Les alpages à l'encre du souvenir
En bas à gauche de chaque dessin, la signature indique «2023», mais les paysages qui se dévoilent au fil des pages de l’ouvrage sobrement intitulé Chalets d’alpage en Gruyère ont plus de cinquante ans. Exhumant photographies et croquis de ses archives, Claude Genoud s’est replongé dans ses pérégrinations d’antan, de vallon en vallon, sur les alpages fribourgeois.
À la plume sépia, il a redessiné ces chalets qui lui ont si souvent servi de gîte, quand il ne dormait pas à la belle étoile. «À l’époque, les trintsâbyos étaient toujours ouverts, c’était une tradition», raconte l’octogénaire. Dans ces locaux de fabrication du fromage, l’hôte de passage trouvait de quoi faire un feu et passer la nuit. Hélas, des incivilités et incendies accidentels ont eu raison de la tradition, et désormais, serrures et cadenas gardent les portes closes.

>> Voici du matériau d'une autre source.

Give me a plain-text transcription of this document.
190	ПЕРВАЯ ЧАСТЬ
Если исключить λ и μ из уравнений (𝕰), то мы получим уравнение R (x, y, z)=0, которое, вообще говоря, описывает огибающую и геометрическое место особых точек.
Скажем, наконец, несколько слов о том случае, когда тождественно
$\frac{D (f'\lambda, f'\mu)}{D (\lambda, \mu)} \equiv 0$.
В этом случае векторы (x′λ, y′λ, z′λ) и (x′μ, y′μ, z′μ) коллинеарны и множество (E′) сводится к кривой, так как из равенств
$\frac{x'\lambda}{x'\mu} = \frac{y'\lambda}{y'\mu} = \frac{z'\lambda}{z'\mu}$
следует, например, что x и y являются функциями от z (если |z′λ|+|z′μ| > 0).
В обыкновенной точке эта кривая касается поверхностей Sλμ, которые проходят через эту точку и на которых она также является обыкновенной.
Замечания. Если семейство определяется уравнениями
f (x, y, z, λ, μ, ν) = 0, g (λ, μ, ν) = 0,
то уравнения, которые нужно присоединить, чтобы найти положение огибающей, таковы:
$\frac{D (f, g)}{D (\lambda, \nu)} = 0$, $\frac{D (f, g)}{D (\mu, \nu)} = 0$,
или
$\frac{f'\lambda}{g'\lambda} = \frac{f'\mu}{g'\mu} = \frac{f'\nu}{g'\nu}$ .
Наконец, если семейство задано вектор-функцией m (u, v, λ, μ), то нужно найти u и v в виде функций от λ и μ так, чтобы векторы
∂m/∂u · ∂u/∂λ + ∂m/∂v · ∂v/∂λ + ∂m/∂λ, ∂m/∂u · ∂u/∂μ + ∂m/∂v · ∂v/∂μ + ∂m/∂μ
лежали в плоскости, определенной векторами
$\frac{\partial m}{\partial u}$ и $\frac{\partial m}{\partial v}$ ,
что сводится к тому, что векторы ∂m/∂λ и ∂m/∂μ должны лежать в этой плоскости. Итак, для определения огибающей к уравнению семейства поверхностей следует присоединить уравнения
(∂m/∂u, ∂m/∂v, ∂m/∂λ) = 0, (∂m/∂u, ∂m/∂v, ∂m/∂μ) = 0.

Si l’esprit a changé, l’attachement populaire à ce patrimoine alpestre est intact et la volonté de le préserver réelle, en témoigne le soin apporté à sa restauration. Quelques-unes des bâtisses qui apparaissent dans les 120 dessins du livre ont disparu et d’autres ont connu d’importantes transformations, mais l’ensemble a plutôt bien résisté au temps, relève Claude Genoud. Reste alors, pour qui feuillette son livre et a parcouru les mêmes pâturages, à écouter «cette petite musique intime, que doit défricher la mémoire», selon les mots de son ami, le poète vaudois Gil Pidoux.
+ D’infos Chalets d’alpage en Gruyère, Claude Genoud, Éditions Urogalle, 162 pp. En vente dans les librairies régionales.
Le Liti – 1575 m d’altitude. Vue sur le Vanil d’Arpille. Motélon, 3 juin 1969. Des tavillons aux frondaisons en passant par la pierre, le bois, la chaux, le crépi, tous les matériaux de construction des chalets d’alpage proviennent de la montagne.
Tissiniva – 1632 m d’altitude, au pied de Brenleire. Le 23 juin 1969.
Chalet des Poutes Paluds Dessus – 1450 m d’altitude. Motélon, 1969. Alors, les chalets restaient ouverts pour les hôtes de passage et tous les ustensiles étaient laissés sur place.
Le Liti – 1575 m d’altitude. Vue sur Brenleire et Folliéran. Motélon, le 8 juin 1969. Autodidacte, Claude Genoud maîtrise une dizaine de techniques différentes, dont la gravure et la lithographie.
Au chalet de Tsava – 1557 m d’altitude. Octobre 1969.
Vue sur le Vounetse – 1626 m d’altitude et les Dents-Vertes. Hiver 1969. L’artiste a choisi le sépia afin d’unifier les tonalités et d’assurer une continuité visuelle d’une saison à l’autre.